Scientists to use algae to create boneless cellular seabass fillet
It’s hoped that the technology used to create the fillet might be able to relieve pressure on fish stocks around the world as it is developed in the future.
The team is hoping to create a boneless seabass fillet from entirely cultured cells
A team of scientists plans to use algae to develop new techniques for cultivating boneless fish fillets from seabass cells.
The Algae2Fish project is being led by Associate Professor Frederico Ferreira from the University of Lisbon’s Institute for Bioengineering and Biosciences, with funding from sustainable food NGO the Good Food Institute (GFI).
The team aims to cultivate the meat from seabass cells, creating a real fish fillet with the same look, taste and texture as conventionally produced seabass – and even the same health benefits – but without the bones or the negative environmental impact. The team says it also won’t contain the mercury or microplastics which can be found in fish.
They aim to use techniques including 3D printing to create edible scaffolds using material extracted from algae and plants. These will be used to give structure to a product cultivated from fish cells – helping recreate the complex fibrous texture seen in conventionally produced fish, and contributing to the taste and texture.
The scientists also claim the algae used will contain antioxidants, adding to the nutritional value of the finished product by providing the omega-3 fatty oils found in fish.
The team will use electrical stimulation aiming to enhance fish stem cells’ transformation into muscle and fat. These can then be used to create different ‘bio-inks’, using 3D printing to form patterns along the scaffold, recreating the fish’s flavour as well as a fillet’s characteristic alternating stripes of muscle and fat.

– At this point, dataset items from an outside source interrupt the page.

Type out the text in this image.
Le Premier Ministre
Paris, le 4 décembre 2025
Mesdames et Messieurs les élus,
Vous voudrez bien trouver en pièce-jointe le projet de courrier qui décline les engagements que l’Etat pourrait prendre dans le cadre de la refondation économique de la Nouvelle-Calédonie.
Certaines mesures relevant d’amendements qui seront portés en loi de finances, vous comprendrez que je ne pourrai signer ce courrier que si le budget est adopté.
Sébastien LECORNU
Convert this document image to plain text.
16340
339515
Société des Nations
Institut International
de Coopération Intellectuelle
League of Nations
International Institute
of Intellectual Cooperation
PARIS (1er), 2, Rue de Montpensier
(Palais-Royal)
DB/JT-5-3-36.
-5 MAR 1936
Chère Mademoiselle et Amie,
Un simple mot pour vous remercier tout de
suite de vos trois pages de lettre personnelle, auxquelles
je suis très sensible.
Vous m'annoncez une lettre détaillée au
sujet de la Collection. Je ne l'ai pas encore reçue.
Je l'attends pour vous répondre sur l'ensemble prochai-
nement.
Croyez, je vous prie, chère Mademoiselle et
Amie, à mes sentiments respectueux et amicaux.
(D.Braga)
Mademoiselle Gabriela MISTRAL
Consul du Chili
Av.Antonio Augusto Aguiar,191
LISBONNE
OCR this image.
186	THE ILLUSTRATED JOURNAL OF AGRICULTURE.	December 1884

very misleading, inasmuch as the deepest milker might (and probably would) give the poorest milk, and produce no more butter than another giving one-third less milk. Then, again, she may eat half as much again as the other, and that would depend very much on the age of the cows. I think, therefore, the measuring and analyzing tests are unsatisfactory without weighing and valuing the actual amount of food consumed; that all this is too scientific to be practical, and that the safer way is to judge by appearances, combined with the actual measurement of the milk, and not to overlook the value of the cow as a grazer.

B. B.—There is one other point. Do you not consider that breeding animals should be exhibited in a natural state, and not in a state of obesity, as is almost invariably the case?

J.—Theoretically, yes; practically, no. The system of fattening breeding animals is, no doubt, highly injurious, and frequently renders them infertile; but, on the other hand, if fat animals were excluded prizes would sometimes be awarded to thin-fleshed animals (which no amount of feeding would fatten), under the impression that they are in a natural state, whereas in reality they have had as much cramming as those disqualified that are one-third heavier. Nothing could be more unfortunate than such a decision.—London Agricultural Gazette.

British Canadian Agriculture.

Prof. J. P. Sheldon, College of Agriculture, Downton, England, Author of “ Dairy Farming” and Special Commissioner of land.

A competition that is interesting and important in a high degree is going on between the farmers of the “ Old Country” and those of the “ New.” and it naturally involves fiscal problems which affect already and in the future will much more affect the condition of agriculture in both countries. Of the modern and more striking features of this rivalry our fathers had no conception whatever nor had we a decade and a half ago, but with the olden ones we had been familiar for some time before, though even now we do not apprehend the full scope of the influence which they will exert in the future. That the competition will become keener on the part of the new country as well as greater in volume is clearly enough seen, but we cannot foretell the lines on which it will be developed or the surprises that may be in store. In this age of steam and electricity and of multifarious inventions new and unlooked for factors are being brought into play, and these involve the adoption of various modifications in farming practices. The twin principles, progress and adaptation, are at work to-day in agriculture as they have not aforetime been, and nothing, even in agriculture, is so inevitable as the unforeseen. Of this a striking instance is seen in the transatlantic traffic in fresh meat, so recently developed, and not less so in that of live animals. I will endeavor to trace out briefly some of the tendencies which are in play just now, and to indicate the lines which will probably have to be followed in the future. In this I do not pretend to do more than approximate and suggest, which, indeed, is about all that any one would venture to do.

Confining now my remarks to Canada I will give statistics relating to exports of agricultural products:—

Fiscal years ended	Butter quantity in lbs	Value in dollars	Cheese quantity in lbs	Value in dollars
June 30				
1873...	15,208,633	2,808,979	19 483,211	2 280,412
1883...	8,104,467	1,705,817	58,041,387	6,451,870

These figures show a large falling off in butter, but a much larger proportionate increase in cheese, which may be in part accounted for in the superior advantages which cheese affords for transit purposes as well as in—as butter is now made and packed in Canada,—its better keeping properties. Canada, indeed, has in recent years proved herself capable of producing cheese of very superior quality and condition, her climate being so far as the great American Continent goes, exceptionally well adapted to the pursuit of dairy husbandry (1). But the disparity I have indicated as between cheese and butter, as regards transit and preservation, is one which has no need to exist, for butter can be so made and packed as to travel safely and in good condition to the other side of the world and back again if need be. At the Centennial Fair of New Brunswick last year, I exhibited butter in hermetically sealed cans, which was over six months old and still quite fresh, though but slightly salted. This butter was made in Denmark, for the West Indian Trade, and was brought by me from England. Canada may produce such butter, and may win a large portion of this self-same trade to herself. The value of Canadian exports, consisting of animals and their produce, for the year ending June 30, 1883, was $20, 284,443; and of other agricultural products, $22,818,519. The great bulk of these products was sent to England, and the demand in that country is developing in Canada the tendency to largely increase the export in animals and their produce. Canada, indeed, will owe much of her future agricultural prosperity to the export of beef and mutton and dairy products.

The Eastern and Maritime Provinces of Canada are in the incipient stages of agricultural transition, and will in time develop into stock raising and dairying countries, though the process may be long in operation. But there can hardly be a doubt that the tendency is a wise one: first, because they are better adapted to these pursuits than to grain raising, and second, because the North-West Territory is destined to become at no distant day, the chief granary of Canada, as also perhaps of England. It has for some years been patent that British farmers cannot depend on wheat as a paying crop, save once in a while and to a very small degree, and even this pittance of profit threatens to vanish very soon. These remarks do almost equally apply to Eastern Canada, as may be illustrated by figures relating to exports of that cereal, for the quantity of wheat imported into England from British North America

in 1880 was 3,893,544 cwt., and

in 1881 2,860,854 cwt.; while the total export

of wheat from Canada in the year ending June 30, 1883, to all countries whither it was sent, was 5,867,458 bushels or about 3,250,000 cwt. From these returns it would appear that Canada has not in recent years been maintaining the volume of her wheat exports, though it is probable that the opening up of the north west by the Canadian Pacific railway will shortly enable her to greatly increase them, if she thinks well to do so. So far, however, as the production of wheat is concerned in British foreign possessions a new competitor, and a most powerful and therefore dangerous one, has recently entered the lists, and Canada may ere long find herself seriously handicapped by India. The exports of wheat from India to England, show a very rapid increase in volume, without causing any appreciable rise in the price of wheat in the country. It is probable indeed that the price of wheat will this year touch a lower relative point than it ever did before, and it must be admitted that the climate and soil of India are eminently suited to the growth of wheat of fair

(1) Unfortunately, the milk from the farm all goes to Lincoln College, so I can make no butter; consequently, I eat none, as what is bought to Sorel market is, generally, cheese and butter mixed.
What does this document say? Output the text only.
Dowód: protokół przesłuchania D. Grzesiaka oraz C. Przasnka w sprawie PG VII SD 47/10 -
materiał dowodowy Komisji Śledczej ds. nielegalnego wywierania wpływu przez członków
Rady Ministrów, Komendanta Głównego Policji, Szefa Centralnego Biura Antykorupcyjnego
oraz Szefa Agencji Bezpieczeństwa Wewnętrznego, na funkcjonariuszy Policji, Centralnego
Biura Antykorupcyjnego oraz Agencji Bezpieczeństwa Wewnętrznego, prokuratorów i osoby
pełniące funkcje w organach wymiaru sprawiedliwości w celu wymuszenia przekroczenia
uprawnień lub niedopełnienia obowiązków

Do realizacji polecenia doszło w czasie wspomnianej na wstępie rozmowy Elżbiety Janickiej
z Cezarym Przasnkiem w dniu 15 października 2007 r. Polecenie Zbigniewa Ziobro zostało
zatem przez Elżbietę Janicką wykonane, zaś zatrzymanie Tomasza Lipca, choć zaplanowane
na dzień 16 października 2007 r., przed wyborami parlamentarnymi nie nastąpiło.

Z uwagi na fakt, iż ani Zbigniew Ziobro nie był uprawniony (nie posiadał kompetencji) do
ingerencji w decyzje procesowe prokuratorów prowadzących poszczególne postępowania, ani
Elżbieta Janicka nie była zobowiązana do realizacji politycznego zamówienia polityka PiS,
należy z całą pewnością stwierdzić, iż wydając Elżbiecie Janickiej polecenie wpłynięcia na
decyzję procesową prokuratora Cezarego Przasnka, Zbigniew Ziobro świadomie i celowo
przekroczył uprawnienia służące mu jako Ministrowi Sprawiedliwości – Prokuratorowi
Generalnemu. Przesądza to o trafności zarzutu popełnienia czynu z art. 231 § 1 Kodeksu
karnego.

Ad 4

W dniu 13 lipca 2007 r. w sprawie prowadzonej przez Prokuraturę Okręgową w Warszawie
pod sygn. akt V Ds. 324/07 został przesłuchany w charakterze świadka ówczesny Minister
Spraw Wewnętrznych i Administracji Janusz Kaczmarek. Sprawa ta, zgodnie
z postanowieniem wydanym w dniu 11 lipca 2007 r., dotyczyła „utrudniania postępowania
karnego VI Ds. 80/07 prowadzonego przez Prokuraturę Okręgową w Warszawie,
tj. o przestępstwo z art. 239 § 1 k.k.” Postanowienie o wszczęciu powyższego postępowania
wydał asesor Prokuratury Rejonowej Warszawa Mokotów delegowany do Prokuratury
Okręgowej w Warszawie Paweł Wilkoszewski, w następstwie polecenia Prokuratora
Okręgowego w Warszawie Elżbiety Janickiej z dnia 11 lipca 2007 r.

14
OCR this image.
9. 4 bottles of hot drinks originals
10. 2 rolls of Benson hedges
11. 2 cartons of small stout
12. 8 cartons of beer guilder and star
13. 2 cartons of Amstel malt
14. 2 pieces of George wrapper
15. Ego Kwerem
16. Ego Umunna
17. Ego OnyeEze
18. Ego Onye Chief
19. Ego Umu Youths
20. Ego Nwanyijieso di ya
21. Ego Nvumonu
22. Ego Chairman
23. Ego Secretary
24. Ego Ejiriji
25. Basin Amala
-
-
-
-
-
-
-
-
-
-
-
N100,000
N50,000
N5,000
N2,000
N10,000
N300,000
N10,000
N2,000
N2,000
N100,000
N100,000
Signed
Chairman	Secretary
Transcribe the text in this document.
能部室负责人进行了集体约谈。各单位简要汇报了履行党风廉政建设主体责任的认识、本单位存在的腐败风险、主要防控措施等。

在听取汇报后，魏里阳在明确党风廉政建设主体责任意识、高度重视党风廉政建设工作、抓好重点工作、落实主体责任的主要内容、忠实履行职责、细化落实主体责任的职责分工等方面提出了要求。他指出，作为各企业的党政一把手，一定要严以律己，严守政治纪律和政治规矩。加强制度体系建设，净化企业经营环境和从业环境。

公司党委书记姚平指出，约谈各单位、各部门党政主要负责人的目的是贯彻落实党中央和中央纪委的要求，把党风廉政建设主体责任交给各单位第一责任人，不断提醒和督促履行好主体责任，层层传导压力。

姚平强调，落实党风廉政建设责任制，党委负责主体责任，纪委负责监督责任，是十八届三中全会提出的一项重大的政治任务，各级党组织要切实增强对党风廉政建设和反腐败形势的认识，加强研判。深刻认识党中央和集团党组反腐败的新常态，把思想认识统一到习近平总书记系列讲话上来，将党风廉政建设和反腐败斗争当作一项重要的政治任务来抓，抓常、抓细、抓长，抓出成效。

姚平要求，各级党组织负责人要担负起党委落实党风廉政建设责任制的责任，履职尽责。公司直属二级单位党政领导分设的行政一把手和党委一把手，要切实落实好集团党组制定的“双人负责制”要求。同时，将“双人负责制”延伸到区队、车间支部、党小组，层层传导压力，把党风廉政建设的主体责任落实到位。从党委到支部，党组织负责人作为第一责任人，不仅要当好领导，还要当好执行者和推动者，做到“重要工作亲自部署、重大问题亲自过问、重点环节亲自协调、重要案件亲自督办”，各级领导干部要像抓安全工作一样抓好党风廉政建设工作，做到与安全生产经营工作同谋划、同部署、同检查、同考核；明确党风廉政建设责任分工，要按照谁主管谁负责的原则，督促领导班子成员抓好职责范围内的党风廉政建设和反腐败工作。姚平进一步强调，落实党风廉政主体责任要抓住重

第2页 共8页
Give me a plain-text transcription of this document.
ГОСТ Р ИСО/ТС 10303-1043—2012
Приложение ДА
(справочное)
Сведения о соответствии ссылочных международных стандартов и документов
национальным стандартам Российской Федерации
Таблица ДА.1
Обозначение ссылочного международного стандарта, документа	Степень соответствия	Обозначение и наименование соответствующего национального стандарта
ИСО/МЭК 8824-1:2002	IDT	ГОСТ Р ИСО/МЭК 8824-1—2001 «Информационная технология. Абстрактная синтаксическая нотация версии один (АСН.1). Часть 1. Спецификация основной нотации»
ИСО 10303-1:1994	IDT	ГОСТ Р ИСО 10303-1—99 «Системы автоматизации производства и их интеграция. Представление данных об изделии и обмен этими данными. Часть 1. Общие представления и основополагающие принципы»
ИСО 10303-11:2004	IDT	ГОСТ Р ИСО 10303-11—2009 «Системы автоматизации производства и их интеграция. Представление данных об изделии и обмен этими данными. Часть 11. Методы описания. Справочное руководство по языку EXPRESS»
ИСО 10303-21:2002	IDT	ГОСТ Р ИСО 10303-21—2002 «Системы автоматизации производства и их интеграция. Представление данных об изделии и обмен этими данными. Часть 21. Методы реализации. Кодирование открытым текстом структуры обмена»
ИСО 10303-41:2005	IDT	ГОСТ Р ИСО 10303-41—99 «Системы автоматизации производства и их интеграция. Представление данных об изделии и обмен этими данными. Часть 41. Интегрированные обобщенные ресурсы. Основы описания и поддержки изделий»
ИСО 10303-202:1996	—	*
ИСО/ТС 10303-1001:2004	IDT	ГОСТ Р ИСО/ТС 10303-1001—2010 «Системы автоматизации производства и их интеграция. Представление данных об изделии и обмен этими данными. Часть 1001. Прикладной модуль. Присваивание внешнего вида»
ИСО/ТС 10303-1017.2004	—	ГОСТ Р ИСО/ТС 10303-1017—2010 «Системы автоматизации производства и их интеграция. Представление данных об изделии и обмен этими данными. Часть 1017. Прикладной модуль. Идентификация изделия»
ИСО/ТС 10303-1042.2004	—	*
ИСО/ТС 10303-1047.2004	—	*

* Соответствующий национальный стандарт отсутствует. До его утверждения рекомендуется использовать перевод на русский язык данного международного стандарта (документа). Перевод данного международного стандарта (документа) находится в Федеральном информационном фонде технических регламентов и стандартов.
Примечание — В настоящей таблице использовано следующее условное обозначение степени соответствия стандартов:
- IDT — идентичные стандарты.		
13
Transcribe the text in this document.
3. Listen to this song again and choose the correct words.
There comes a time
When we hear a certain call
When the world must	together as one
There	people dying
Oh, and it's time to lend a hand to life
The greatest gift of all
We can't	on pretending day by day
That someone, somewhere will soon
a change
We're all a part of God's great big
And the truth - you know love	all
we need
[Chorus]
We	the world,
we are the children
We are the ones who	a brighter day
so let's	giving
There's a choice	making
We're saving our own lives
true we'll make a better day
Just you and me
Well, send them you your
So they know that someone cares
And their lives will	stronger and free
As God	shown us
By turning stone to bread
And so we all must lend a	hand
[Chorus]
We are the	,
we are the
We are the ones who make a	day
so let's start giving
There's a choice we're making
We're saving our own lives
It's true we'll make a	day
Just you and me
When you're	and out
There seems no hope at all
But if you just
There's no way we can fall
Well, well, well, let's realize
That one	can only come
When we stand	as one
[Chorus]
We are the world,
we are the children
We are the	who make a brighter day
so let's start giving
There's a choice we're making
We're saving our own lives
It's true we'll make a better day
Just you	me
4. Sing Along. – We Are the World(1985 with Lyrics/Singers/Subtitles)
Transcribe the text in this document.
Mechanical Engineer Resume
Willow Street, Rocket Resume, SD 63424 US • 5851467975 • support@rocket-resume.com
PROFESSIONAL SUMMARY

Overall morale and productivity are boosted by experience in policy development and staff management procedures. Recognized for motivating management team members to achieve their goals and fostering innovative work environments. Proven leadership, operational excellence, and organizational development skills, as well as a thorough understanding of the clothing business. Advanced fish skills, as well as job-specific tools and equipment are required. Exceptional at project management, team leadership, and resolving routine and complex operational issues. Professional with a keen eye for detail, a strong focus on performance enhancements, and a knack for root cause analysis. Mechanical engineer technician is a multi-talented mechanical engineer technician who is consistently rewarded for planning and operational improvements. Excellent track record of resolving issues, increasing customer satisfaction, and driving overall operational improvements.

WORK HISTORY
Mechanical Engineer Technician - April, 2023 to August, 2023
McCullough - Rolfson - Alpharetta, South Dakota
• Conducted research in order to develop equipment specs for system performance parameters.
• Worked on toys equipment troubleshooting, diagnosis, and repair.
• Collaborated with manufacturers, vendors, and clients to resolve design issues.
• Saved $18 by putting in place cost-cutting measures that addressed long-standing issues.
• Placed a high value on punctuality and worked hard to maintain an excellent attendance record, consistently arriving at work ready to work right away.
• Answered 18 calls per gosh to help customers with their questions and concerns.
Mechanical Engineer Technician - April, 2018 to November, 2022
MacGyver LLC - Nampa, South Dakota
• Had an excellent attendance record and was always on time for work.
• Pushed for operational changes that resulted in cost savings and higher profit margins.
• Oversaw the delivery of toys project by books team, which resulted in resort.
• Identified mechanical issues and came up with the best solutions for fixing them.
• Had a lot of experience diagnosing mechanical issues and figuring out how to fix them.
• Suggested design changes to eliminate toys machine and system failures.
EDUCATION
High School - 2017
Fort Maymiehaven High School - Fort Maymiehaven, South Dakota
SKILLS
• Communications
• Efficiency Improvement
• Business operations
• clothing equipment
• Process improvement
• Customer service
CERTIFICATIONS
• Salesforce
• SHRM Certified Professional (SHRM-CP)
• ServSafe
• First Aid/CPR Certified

It’s hoped that the project can help develop technology which might ultimately alleviate pressure on seafood supply chains and fisheries.
“In Portuguese we have a saying – a fish without bones is a problem solved. This will create a boneless fillet, which will be very good for kids to eat, but I hope it will also help solve a lot of other problems,” said Frederico Ferreira, Associate Professor at the Institute for Bioengineering and Biosciences, Instituto Superior Técnico, University of Lisbon.
“I love fish, I come from a country that loves fish, and I want to carry on eating fish. There’s a role to play for small-scale sustainable fishing, but if we want everyone to carry on enjoying fish we can’t continue the deep sea fishing that causes so much damage to ocean ecosystems.”
Seren Kell, science and technology manager at the Good Food Institute (GFI) Europe, added: “Professor Ferreira’s project is an excellent example of the kind of innovative research we need to provide people with the fish they enjoy without harming our oceans.
“There are huge opportunities for more companies and governments to invest in plant-based and cultivated seafood to meet growing demand in a sustainable way and I hope this study will show others exactly what is possible.”